Ron Zimmerman

April 06, 2011

April 6, 2011 (San Antonio, Texas) — Surgeons at Maimonides Medical Center in Brooklyn, New York, have devised a method to project a "laser roadmap" intraabdominally to visually guide surgeons in precisely placing mesh and transfascial sutures to repair ventral hernias, investigators reported here at the Society of American Gastrointestinal and Endoscopic Surgeons (SAGES) 2011 Annual Scientific Session and Postgraduate Course.

Good outcomes in laparoscopic ventral herniorrhaphy (LVH) require precise mesh and suture placement. Despite this, LVH is routinely performed using only visual estimations, which may explain why so many of these procedures have a high recurrence rate, requiring additional surgeries, according to Matthew Dixon, MD, a general surgery resident at Maimonides Medical Center and one of the study investigators.

Dr. Matthew Dixon

Dr. Dixon explained to Medscape Medical News that ventral hernias are common, representing about 10% of all hernias. "There are about 150,000 ventral hernias repairs done every year in the [United States]," he said. "Regardless of whether you are using a laparoscopic or open technique, they have a high rate of recurrence — up to 12% at 5 years, and up to 23% at 13 years. So recurrence really represents a serious problem. And with increasing attempts at repairing the same hernia, you have a progressively increased chance of recurrence."

Employing an external laser projector and an internal spherical convex mirror at the end of a cannula, Dr. Dixon and colleague and principal investigator Danny Sherwinter, MD, bounced a 2-dimensional grid or "roadmap" off the inside of a patient's abdomen. The peritoneal surface and the projected interperitoneal laser map were viewed intraabdominally, through the laparoscope. The map indicates the precise center of the hernia, the correct mesh overlap, and the proper transfascial suture position and corresponds precisely to printed markers on the mesh.

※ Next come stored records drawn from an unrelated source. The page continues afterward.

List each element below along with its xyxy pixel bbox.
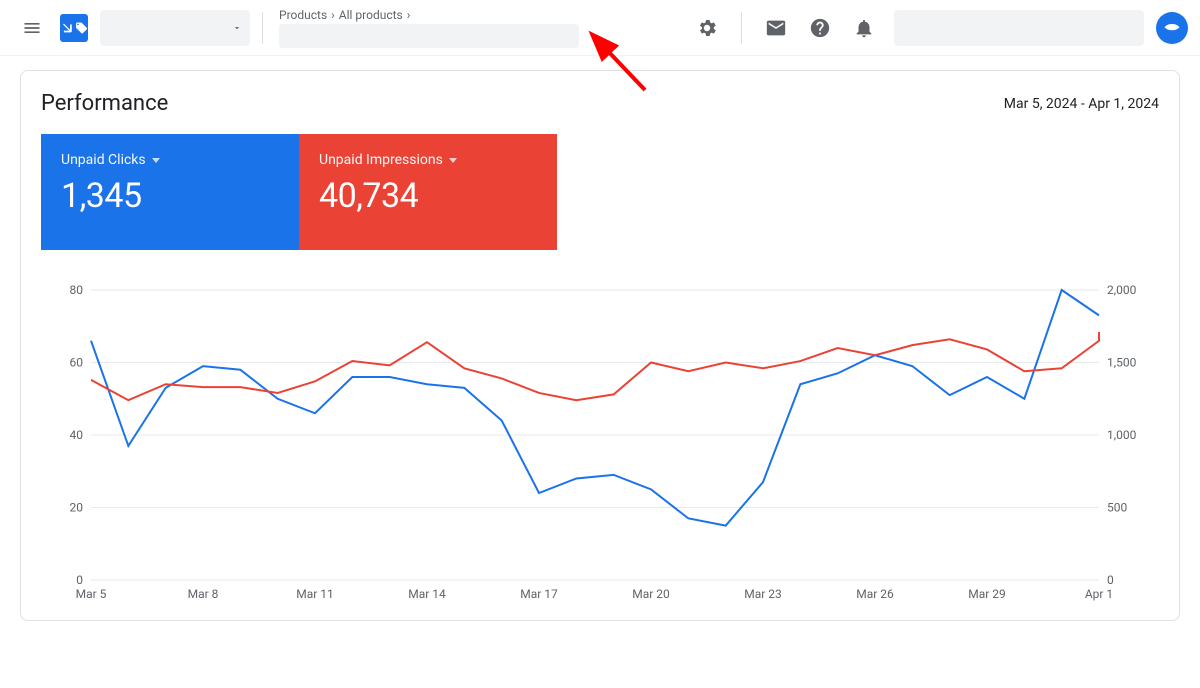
notifications-icon[interactable]: [842, 6, 886, 50]
breadcrumb[interactable]: Products › All products ›: [279, 8, 579, 22]
dropdown-icon: [152, 158, 160, 163]
svg-text:Mar 14: Mar 14: [408, 587, 446, 601]
date-range[interactable]: Mar 5, 2024 - Apr 1, 2024: [1004, 96, 1159, 112]
settings-icon[interactable]: [685, 6, 729, 50]
extension-badge[interactable]: [1156, 12, 1188, 44]
svg-text:0: 0: [1107, 573, 1114, 587]
account-selector[interactable]: [100, 10, 250, 46]
help-icon[interactable]: [798, 6, 842, 50]
divider: [741, 12, 742, 44]
svg-text:Mar 5: Mar 5: [76, 587, 107, 601]
metric-card-unpaid-clicks[interactable]: Unpaid Clicks 1,345: [41, 134, 299, 250]
svg-text:2,000: 2,000: [1107, 283, 1137, 297]
breadcrumb-item[interactable]: Products: [279, 8, 327, 22]
svg-text:60: 60: [70, 356, 84, 370]
metric-value: 40,734: [319, 176, 537, 216]
mail-icon[interactable]: [754, 6, 798, 50]
metric-label: Unpaid Clicks: [61, 152, 146, 168]
svg-text:Mar 17: Mar 17: [520, 587, 558, 601]
svg-text:40: 40: [70, 428, 84, 442]
metric-cards: Unpaid Clicks 1,345 Unpaid Impressions 4…: [41, 134, 1159, 250]
chevron-right-icon: ›: [407, 8, 411, 22]
metric-card-unpaid-impressions[interactable]: Unpaid Impressions 40,734: [299, 134, 557, 250]
app-header: Products › All products ›: [0, 0, 1200, 56]
svg-text:Mar 8: Mar 8: [188, 587, 219, 601]
dropdown-icon: [232, 23, 242, 33]
account-info-redacted[interactable]: [894, 10, 1144, 46]
svg-text:Mar 11: Mar 11: [296, 587, 334, 601]
breadcrumb-item[interactable]: All products: [339, 8, 403, 22]
dropdown-icon: [449, 158, 457, 163]
page-title-redacted: [279, 24, 579, 48]
svg-text:Mar 26: Mar 26: [856, 587, 894, 601]
performance-card: Performance Mar 5, 2024 - Apr 1, 2024 Un…: [20, 70, 1180, 621]
svg-text:0: 0: [76, 573, 83, 587]
svg-text:80: 80: [70, 283, 84, 297]
svg-text:1,500: 1,500: [1107, 356, 1137, 370]
menu-icon[interactable]: [12, 8, 52, 48]
metric-label: Unpaid Impressions: [319, 152, 443, 168]
svg-text:Mar 29: Mar 29: [968, 587, 1006, 601]
divider: [262, 12, 263, 44]
metric-value: 1,345: [61, 176, 279, 216]
svg-text:20: 20: [70, 501, 84, 515]
svg-text:500: 500: [1107, 501, 1127, 515]
performance-chart[interactable]: 0 20 40 60 80 0 500 1,000 1,500 2,000 Mar 5 Mar 8 Ma…: [41, 280, 1159, 610]
card-title: Performance: [41, 91, 168, 116]
svg-text:Apr 1: Apr 1: [1085, 587, 1113, 601]
chevron-right-icon: ›: [331, 8, 335, 22]
breadcrumb-area: Products › All products ›: [279, 8, 579, 48]
svg-text:Mar 23: Mar 23: [744, 587, 782, 601]
merchant-center-logo[interactable]: [60, 14, 88, 42]
svg-text:1,000: 1,000: [1107, 428, 1137, 442]
svg-text:Mar 20: Mar 20: [632, 587, 670, 601]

Dr. Dixon explained that his laser-guided positioning system is designed to overcome the current shortcomings of LVH repair. "They may fail because of a lack in the surgeon's experience, or inadequate overlap of the mesh covering the hernia defect, or inaccurate placement of your transfascial sutures," he said. "Our idea was that if we could develop a roadmap that could be projected on the interior abdominal wall, that would increase our accuracy of [placement of] transfascial sutures, [and] may decrease recurrence rates of these hernias."

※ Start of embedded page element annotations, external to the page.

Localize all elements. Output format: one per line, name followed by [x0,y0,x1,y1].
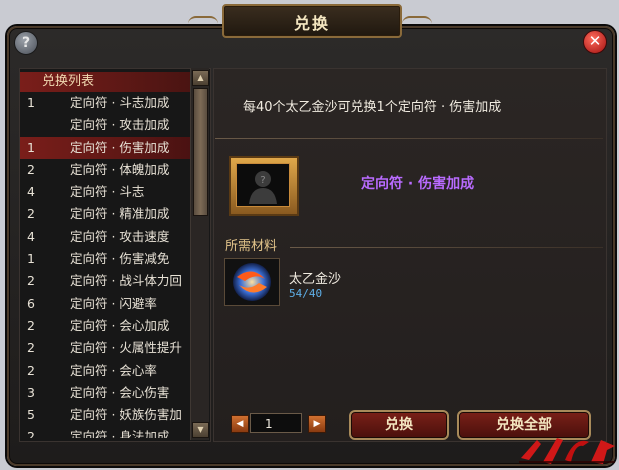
material-name: 太乙金沙 [289,272,342,287]
list-scrollbar[interactable]: ▲ ▼ [190,68,209,440]
list-item-count: 4 [27,184,35,200]
list-item[interactable]: 4 定向符 · 攻击速度 [20,226,190,248]
quantity-input[interactable]: 1 [250,413,302,433]
list-item-count: 2 [27,429,35,438]
list-item-name: 定向符 · 伤害减免 [70,251,170,267]
list-item-count: 2 [27,273,35,289]
list-item-count: 4 [27,228,35,244]
taiyi-jinsha-icon[interactable] [224,258,280,306]
list-item-name: 定向符 · 会心伤害 [70,384,170,400]
materials-label: 所需材料 [225,239,278,254]
list-item-count: 2 [27,340,35,356]
list-item[interactable]: 1 定向符 · 伤害减免 [20,248,190,270]
list-item-selected[interactable]: 1 定向符 · 伤害加成 [20,136,190,159]
list-item-name: 定向符 · 战斗体力回 [70,273,182,289]
list-item-name: 定向符 · 身法加成 [70,429,170,438]
exchange-list-header: 兑换列表 [20,72,190,92]
title-ornament-right [402,16,432,30]
reward-item-name: 定向符 · 伤害加成 [361,176,475,192]
list-item[interactable]: 2 定向符 · 战斗体力回 [20,270,190,292]
window-title: 兑换 [293,14,330,33]
list-item-name: 定向符 · 斗志加成 [70,95,170,110]
list-item[interactable]: 定向符 · 攻击加成 [20,114,190,136]
decrease-icon[interactable]: ◀ [231,415,249,433]
list-item[interactable]: 2 定向符 · 火属性提升 [20,337,190,359]
list-item[interactable]: 3 定向符 · 会心伤害 [20,382,190,404]
list-item-name: 定向符 · 体魄加成 [70,161,170,177]
list-item[interactable]: 1 定向符 · 斗志加成 [20,92,190,114]
exchange-rate-text: 每40个太乙金沙可兑换1个定向符 · 伤害加成 [243,100,502,115]
list-item-count: 2 [27,206,35,222]
list-item-name: 定向符 · 攻击速度 [70,228,170,244]
help-icon[interactable]: ? [14,31,38,55]
list-item-name: 定向符 · 火属性提升 [70,340,182,356]
list-item-name: 定向符 · 精准加成 [70,206,170,222]
list-item-name: 定向符 · 伤害加成 [70,139,170,155]
list-item-name: 定向符 · 妖族伤害加 [70,407,182,423]
list-item[interactable]: 2 定向符 · 精准加成 [20,203,190,225]
svg-text:?: ? [260,175,265,186]
list-item-count: 1 [27,251,35,267]
list-item-count: 2 [27,161,35,177]
list-item-count: 6 [27,295,35,311]
list-item[interactable]: 6 定向符 · 闪避率 [20,293,190,315]
list-item[interactable]: 2 定向符 · 会心加成 [20,315,190,337]
list-item-count: 2 [27,317,35,333]
scroll-thumb[interactable] [193,88,208,216]
list-item-count: 1 [27,95,35,110]
increase-icon[interactable]: ▶ [308,415,326,433]
list-item-name: 定向符 · 闪避率 [70,295,157,311]
list-item[interactable]: 4 定向符 · 斗志 [20,181,190,203]
title-ornament-left [188,16,218,30]
scroll-up-icon[interactable]: ▲ [192,70,209,86]
scroll-down-icon[interactable]: ▼ [192,422,209,438]
material-count: 54/40 [289,287,323,300]
silhouette-icon: ? [236,163,290,207]
close-icon[interactable]: ✕ [583,30,607,54]
exchange-list: 1 定向符 · 斗志加成 定向符 · 攻击加成 1 定向符 · 伤害加成 2 定向符 … [20,92,190,438]
title-plate: 兑换 [188,4,432,38]
detail-panel [213,68,607,442]
list-item-name: 定向符 · 会心率 [70,362,157,378]
reward-item-slot[interactable]: ? [229,156,299,216]
list-item[interactable]: 2 定向符 · 身法加成 [20,426,190,438]
list-item-count: 3 [27,384,35,400]
list-item-name: 定向符 · 会心加成 [70,317,170,333]
list-item[interactable]: 2 定向符 · 体魄加成 [20,159,190,181]
divider [290,247,603,248]
list-item-name: 定向符 · 斗志 [70,184,145,200]
list-item-count: 2 [27,362,35,378]
list-item-count: 1 [27,139,35,155]
list-item-name: 定向符 · 攻击加成 [70,117,170,133]
list-item[interactable]: 5 定向符 · 妖族伤害加 [20,404,190,426]
list-item-count: 5 [27,407,35,423]
game-logo [517,432,617,466]
list-item[interactable]: 2 定向符 · 会心率 [20,360,190,382]
divider [215,138,603,139]
exchange-button[interactable]: 兑换 [349,410,449,440]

He added, "In our procedure, you would have this cannula delivering the laser image actually going through the defect in the abdominal wall where the hernia is coming out of. So after you've reduced the hernia back into the abdomen, you create a hole in the defect, and you stick the cannula through that defect — you create the roadmap that way. In the future prototypes, it may be advantageous to create another incision. Also, you don't have to go through the defect itself."

The procedure has been successful in simulation models and in dogs, but Dr. Dixon explained that his team needed to overcome a major obstacle: "Using a laser was a big frustration of ours — coming up with a way to be able to see the images inside without being blown out by the lights from the laparoscope itself. We solved the problem in a way I can't discuss. But that was a big hurdle for us that we were able to overcome, and that may be the reason why other people haven't tried internal laser guided maps."

Gyusung Lee, MD, a surgeon from the University of Maryland, Baltimore, has some reservations about the current prototype, but he foresees widespread eventual adoption of the laser-guided system.

"It's not there yet," Dr. Lee said, "because one doctor asked if it's manipulatable, to change the location and things like that, but the presenters told us the prototype doesn't have that because of the fixed nature of the mirror. Future development will consider that, to make it where the cannula doesn't come from the hernia side but from another place, and also have the mirror manipulation capability, so that the projection can be adjusted accordingly."

He continued, "I think once they work out these problems, that it will be useful for surgery, particularly for younger surgeons who do not yet have a lot of experience with hernia repairs. It's very difficult for junior surgeons to estimate the size of the hernia and the fixation location for the mesh at the repair site, so the laser-guided map will be very beneficial. In orthopedics you have image-guided surgery, which wasn't done before, but with the guides now available, it's very helpful in reducing errors and making it easier for the surgeon to perform."

Dr. Sherwinter, Dr. Dixon, and Dr. Lee have disclosed no relevant financial relationships.

Society of American Gastrointestinal and Endoscopic Surgeons (SAGES) 2011 Annual Scientific Session and Postgraduate Course: Abstract ET003. Presented April 1, 2011.